Skinderiškis Dendrological Park (Skinderiškio dendrologinis parkas) a dendrological park (an arboretum) located in a former Skinderiškis manor site (now part of Užvarčiai village), Kėdainiai District Municipality, central Lithuania. The park is located in the Šušvė river loop and covers an area of 125 ha. It was created (since 1971) by a local forester Kęstutis Kaltenis who was awarded by the prize of Lithuanian president Valdas Adamkus in 1993 for this contribution to environment protection.

The park hosts thousands of various trees and shrubs which belong to more than 1300 species.

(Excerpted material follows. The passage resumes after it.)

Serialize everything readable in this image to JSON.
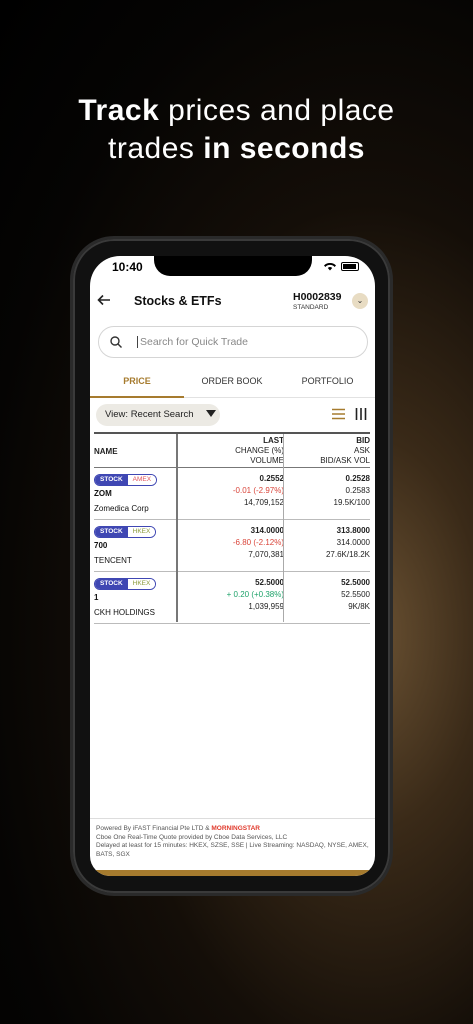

All the area is divided into different biogeographical zones: Europe, Siberia, the Caucasus, Central Asia, Far East, Eastern North America and Western North America. The park is created as a landscape composition with a system of small ponds, wooden sculptures and heavy boulders.

Some rare and protected species of Lithuanian flora could be found in the park, as common ivy, dwarf birch, common yew, sessile oak. Also, various species of introduced trees and bushes grow in the park, for example varnish tree, Japanese redwood, ginkgo, Aristolochia manshuriensis, honey locust, Osage orange, Eleutherococcus, spikenard, walnut trees, various magnolias, about 60 species of maple trees (sugar maple, red maple, silver maple, field maple, Tatar maple, striped maple, etc.).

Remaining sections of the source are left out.